Kissing the Angel
Harry Potter laid on his bed in Gryffindor tower, curtains tightly closed and spelled against hearing anyone or anyone hearing him. He wasn't making noise, apart from the occasional scream of agony muffled unnecessarily into his pillow. But even those releases of emotions didn't help.
Sirius was dead. His godfather, his one chance at escaping the Dursley's forever, was dead. Your fault, the mantra played over and over in his head. Your fault. No matter how many people tried to tell him otherwise, he could not escape the guilt, the accusations, that came from inside himself.
He remembered Sirius's voice during the battle at the Department of Mysteries. His mistake at calling Harry by his father's name. Thinking that he was the same wizard he had been before Azkaban, thinking that it had not been years since he'd been in a real duel. He'd been kissing the Angel of Death the entire battle, and the Angel finally took him.
Harry punched the pillow as hard as he could. Why wouldn't the Angel take him? He was so ready to go. He'd lost everything, or would. The prophecy told it all – if he didn't win, no one else could, and everything would be his fault.
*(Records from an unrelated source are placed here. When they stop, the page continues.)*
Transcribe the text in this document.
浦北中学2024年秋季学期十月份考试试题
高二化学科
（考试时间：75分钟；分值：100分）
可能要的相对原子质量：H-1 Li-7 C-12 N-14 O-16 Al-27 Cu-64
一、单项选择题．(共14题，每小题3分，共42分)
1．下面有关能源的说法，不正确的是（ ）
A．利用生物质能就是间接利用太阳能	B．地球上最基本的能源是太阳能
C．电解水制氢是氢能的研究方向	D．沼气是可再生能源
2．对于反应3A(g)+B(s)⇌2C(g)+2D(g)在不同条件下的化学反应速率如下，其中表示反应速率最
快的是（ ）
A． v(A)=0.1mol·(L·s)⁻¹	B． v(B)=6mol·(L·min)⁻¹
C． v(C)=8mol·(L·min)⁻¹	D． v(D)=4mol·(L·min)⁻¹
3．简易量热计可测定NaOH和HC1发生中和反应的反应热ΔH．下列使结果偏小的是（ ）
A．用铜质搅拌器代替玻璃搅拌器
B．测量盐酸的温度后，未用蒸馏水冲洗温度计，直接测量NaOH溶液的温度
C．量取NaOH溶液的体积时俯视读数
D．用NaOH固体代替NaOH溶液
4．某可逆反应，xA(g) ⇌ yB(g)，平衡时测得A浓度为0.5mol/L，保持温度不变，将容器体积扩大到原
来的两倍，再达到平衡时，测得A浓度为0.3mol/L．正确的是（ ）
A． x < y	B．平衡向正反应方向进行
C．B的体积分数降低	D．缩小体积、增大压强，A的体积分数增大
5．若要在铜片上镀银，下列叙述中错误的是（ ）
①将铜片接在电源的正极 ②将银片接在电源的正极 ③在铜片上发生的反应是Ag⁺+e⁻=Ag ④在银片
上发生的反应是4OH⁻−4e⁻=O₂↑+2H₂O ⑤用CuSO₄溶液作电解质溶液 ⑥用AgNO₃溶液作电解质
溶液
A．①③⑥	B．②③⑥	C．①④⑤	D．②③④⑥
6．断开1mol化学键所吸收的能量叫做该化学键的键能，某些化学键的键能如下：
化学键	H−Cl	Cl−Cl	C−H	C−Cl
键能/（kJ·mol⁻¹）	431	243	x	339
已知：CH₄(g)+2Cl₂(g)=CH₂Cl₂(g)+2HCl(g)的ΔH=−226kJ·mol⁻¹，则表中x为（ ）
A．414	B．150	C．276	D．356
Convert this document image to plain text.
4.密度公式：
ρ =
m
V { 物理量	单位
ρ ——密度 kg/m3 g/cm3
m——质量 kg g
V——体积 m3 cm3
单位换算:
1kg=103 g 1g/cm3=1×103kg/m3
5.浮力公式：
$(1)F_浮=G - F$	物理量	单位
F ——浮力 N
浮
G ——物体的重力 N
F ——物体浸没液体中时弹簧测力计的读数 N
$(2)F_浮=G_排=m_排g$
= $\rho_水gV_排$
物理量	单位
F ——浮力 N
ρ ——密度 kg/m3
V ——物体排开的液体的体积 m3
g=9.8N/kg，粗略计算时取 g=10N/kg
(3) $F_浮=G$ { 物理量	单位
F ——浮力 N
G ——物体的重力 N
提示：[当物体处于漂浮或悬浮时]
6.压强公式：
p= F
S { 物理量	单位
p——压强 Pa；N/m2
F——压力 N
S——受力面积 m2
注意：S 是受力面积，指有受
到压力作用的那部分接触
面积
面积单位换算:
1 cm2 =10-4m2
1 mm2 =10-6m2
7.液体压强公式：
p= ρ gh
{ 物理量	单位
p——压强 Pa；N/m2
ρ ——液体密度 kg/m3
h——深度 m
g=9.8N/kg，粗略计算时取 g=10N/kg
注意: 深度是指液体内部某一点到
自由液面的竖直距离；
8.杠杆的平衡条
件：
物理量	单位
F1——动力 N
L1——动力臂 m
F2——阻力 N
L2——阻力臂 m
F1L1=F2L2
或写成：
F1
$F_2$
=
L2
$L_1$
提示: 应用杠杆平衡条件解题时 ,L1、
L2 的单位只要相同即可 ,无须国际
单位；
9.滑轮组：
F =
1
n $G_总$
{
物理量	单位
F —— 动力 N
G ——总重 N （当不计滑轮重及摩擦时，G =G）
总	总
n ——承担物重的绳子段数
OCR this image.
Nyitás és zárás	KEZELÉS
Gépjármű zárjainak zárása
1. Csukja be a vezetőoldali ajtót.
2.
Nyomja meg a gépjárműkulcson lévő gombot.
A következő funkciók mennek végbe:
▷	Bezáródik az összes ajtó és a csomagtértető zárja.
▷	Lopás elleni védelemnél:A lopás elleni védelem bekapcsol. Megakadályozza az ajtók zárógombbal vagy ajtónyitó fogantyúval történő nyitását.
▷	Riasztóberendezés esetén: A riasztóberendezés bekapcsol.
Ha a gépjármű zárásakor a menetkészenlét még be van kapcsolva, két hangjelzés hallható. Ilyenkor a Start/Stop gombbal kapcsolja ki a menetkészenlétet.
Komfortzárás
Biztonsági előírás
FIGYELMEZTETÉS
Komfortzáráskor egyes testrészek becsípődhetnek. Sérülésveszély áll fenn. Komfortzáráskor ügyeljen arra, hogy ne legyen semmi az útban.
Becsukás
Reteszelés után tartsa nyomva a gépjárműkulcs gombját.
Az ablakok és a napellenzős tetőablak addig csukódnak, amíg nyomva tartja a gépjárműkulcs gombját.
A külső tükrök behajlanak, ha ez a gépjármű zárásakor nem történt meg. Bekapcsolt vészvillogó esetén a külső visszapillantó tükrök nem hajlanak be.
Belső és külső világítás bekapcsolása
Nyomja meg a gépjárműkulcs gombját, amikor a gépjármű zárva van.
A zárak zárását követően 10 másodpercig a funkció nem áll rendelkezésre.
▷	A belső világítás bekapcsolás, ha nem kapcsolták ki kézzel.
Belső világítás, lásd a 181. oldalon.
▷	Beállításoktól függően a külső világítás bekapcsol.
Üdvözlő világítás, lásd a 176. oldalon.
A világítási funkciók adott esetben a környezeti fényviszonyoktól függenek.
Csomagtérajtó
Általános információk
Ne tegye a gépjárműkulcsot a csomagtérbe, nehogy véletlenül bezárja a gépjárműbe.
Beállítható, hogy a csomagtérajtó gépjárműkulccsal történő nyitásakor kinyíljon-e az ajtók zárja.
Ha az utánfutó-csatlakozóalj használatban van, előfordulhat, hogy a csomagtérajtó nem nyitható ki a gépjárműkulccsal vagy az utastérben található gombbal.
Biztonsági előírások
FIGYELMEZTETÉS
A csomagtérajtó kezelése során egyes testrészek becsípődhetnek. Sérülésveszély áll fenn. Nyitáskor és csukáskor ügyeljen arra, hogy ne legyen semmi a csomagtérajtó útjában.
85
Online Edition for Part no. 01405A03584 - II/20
Translated, everything that happened in the war was his fault, because no one else could win.
He wanted to meet the Angel. No longer was he satisfied with just a kiss from the Angel, he wanted to feel Death's cold embrace. But he couldn't bring himself to force the Angel's visit. That would be more like a jerk into the world beyond this one. Besides, dying on purpose would just heap more guilt on him, because it would be forcing the world into eternal darkness.
Not even in the thought of death could Harry find peace. Harry had given up on peace. He didn't deserve it.